Original story by Aoyama Gosho -c Magic Kaito
"Mencuri adalah pekerjaan terbaik yang dilakukan seorang pencuri... Walaupun itu adalah hati seseorang..."
– Kaito Kuroba
Aku mengetuk-ngetukkan jari jemariku yang mulai mendingin. Malam hari adalah waktu paling menyebalkan untuk menunggu seseorang. Aku mulai jenuh dan lelah. Kuteguk segelas kopi yang menemani malamku. Sungguh sepi disini. Kemana gadis berambut merah gelap itu? Aku mulai bertanya-tanya. Aku ingin meneleponnya, tapi jari-jariku seakan membeku dan kaku. Aku tidak akan meneleponnya. Tapi aku juga tidak mau terus-terusan menunggu.
Oke. Aku mengepalkan tanganku. Kesepakatan : Dia tidak datang sampai sepuluh menit kemudian, aku akan pergi. Aku sudah bosan setengah mati untuk terus-terusan menunggu Akako disini. Dia yang membuat janji, dia juga yang menanggung konsekuensinya. Huh, dasar gadis. Selalu marah jika diacuhkan, padahal mereka benar-benar suka mengacuhkan lelaki.
Lima menit. Tujuh menit. Sepuluh menit. Dia tidak muncul juga. Aku menghela nafas panjang. Dasar, Akako. Aku bergegas bangkit dari kursiku dan membayar bill-ku. Malam ini benar-benar menjengkelkan. Aku berjalan gontai keluar dari kedai ramen itu. Tanpa sadar, aku menabrak seorang gadis berambut panjang. Tubrukkan itu cukup keras hingga gadis itu terjatuh.

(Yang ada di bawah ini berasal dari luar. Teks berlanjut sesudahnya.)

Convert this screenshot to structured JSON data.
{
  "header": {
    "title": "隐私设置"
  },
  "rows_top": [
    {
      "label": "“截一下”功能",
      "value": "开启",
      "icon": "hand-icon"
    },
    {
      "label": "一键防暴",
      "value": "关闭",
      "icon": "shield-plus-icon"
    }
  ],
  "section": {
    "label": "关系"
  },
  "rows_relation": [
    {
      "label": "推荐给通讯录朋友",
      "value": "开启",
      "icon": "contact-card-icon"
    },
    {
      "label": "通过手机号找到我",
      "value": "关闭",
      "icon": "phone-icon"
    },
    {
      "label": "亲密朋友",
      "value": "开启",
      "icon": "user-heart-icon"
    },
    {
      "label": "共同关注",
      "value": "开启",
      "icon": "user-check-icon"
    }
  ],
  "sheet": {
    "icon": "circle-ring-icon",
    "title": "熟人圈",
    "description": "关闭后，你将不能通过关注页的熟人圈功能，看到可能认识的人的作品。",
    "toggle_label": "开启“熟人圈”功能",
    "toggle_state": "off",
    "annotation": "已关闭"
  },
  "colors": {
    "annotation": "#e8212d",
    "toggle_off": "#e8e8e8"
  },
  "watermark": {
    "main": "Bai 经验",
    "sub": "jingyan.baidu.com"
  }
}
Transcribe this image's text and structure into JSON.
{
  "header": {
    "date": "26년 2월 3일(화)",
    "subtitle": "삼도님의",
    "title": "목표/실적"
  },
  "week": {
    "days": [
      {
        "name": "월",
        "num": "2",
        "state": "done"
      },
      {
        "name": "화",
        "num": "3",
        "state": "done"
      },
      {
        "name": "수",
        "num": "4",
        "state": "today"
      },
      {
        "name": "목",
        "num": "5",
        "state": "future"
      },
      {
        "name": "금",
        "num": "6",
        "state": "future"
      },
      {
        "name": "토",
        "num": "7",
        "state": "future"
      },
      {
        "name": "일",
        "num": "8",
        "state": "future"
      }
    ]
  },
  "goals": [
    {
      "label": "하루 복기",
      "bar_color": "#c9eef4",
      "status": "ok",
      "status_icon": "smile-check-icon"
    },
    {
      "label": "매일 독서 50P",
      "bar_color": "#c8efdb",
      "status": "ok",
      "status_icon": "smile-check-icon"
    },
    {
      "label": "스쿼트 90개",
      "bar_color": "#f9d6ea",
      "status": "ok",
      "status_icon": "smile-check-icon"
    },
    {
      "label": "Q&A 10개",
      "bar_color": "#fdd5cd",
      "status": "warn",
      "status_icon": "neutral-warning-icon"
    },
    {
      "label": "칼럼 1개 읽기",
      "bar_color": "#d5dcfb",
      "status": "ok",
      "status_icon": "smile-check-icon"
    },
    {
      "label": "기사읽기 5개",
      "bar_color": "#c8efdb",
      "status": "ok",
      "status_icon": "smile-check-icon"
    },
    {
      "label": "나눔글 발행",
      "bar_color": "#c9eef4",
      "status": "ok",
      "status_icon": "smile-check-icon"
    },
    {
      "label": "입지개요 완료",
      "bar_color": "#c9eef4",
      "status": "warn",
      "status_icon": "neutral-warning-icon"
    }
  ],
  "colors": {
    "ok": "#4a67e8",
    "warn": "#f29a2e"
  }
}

"Ah! Sumimasen, daijobu?" tanyaku khawatir sambil mengulurkan tanganku. Gadis itu menyambut uluran tanganku. Pelan-pelan aku membantunya berdiri. Dia mengangkat wajahnya dan aku benar-benar melotot saat melihat gadis itu ternyata adalah Aoko Nakamori, sahabat sejak masa kecilku. Jantungku mulai berdebar tidak menentu, tak stabil seperti biasanya. Apa desir aneh itu mulai muncul kembali?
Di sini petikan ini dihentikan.